Jusqu’à aujourd’hui, seuls CFDT, CFTC, CGT, CGC et FO étaient présumés représentatifs et ne pouvaient être contestés, même avec un seul adhérent. Pour les autres comme la CNT, il fallait, si la désignation du délégué syndical était contestée (par le patron ou par un syndicat « représentatif » !), prouver sa représentativité en remplissant des critères déterminés après guerre : les effectifs, l’indépendance, les cotisations, l’expérience et l’ancienneté du syndicat, l’attitude patriotique pendant l’occupation, et l’audience liée aux résultats aux élections professionnelles, qui va devenir déterminante dans la réforme.
Un cadre considérablement modifié avec la réforme
Le gouvernement Chirac-Villepin, puis leurs successeurs sarkozystes, ont entrepris de chambouler ce système en lançant des négociations dans lesquelles chaque syndicat s’est engouffré en mettant en avant le critère qui les arrangeait : les élections prud’homales et la fonction publique pour SUD, la sécu pour FO, les cotisations et l’activité pour la CFTC… Mais tous se sont fait coiffer au poteau par la CFDT et la CGT qui ont rédigé avec le MEDEF et la CGPME la « position commune » servant de base à cette nouvelle loi. Elle y définit les nouveaux critères de la représentativité : le respect des valeurs républicaines ; l’indépendance ; la transparence financière ; deux ans d’ancienneté dans le champ professionnel et géographique couvrant l’entreprise ; l’audience ; l’influence, prioritairement caractérisée par l’activité et l’expérience ; les effectifs et les cotisations.
Le critère de respect des valeurs républicaines est ambigu : on ne sait pas s’il s’agit d’un respect philosophique, d’idée de liberté, de tolérance, ce qui était le cas dans les projets de loi, ou d’un respect de l’ordre social actuel, ce qui risquerait d’éliminer la CNT du paysage syndical français. La loi ne le précise finalement pas, et ce sera aux juges de statuer.
Le critère de la transparence financière va obliger les syndicats CNT à être plus carrés sur la trésorerie et à bien voter les comptes en AG chaque année. Quant à « l’audience », c’est-à-dire les résultats électoraux, c’est le critère clé dans la réforme : pour être représentatif dans l’entreprise, la section syndicale doit remplir les autres critères et obtenir 10 % au premier tour des élections des membres titulaires du comité d’entreprise, ou à défaut des délégués du personnel.

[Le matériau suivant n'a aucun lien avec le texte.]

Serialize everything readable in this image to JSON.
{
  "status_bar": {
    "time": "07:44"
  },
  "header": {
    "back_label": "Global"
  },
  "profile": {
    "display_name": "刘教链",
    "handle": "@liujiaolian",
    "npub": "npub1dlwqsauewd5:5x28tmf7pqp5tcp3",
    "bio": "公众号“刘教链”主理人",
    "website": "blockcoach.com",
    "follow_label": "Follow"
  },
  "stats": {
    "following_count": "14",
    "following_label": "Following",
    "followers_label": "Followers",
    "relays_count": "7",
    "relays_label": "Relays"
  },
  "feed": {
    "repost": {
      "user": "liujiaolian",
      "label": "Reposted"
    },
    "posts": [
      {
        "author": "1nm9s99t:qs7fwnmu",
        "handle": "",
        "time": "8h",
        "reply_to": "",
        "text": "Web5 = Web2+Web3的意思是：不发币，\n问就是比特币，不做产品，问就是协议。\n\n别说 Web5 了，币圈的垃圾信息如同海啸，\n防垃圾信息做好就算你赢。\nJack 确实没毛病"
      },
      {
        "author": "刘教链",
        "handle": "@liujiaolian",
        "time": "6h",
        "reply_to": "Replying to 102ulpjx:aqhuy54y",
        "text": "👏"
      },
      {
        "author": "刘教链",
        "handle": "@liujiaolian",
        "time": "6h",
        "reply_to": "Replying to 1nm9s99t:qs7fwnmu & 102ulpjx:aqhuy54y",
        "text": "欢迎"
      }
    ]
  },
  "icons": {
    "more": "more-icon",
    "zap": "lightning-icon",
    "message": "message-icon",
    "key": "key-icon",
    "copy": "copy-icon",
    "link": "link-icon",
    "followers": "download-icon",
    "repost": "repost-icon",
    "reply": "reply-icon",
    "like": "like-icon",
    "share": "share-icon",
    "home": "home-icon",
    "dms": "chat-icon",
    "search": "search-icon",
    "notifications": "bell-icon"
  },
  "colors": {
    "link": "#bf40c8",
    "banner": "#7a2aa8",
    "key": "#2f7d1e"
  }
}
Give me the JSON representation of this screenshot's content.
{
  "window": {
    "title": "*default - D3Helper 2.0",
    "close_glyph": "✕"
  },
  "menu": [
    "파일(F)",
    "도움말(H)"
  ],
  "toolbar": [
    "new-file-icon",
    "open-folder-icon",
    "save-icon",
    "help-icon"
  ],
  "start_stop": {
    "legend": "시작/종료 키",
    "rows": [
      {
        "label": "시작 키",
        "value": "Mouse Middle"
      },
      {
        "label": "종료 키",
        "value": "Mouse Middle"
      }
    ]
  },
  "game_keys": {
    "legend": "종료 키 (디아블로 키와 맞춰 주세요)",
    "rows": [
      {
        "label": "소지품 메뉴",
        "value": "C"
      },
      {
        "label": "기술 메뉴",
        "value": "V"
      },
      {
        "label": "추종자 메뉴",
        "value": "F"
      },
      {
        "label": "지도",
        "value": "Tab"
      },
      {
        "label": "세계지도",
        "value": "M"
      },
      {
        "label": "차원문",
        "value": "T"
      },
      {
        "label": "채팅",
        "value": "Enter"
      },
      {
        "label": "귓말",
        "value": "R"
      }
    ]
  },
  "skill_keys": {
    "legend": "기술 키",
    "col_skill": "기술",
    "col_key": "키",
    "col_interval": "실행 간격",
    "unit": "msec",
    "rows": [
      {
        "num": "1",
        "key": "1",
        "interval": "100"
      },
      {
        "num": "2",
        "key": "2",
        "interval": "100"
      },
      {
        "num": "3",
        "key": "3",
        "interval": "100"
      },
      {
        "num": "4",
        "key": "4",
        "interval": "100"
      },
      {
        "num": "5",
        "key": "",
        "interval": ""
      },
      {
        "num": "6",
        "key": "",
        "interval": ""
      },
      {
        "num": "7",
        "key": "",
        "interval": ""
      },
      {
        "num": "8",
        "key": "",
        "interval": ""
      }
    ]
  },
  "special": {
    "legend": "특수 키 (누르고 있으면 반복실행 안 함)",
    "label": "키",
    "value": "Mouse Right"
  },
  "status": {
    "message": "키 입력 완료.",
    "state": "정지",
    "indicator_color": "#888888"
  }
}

Au niveau de la branche, il faut réaliser en moyenne 8 % des résultats compilés dans la branche et avoir une « implantation territoriale équilibrée ». Au niveau interprofessionnel, il faut 8 % des résultats de toutes les entreprises, et être représentatif dans des branches de l’industrie, de la construction, du commerce et des services.
Dans l’entreprise, le délégué syndical doit être nommé parmi les candidats au premier tour qui ont recueilli au moins 10 % des voix. L’autonomie de la section syndicale en prend un sacré coup, puisqu’elle ne peut plus choisir librement son délégué syndical. Les règles de la négociation sont également modifiées : un accord entre organisation syndicale et patronale, pour être valable, doit être signé par des syndicats totalisant 30 % des voix, et ne pas faire l’objet d’une opposition de syndicats totalisant plus de 50 % des voix.
Mise à part la place centrale donnée aux élections, une innovation majeure de la réforme est le nouveau mandat de représentant de la section syndicale. Avec ce nouveau mandat, la section peut être constituée immédiatement (avec au moins deux adhérents, l’indépendance, les deux ans d’ancienneté et le respect des valeurs républicaines), ce qui donne la possibilité de se développer en pouvant tracter, afficher, etc., avec un délégué syndical protégé bien qu’il ne puisse pas négocier. Lors de l’élection qui suit, soit la section obtient la représentativité, soit le représentant syndical perd son mandat et ne peut être renommé jusqu’à six mois avant les élections suivantes (qui sont maintenant généralement tous les quatre ans).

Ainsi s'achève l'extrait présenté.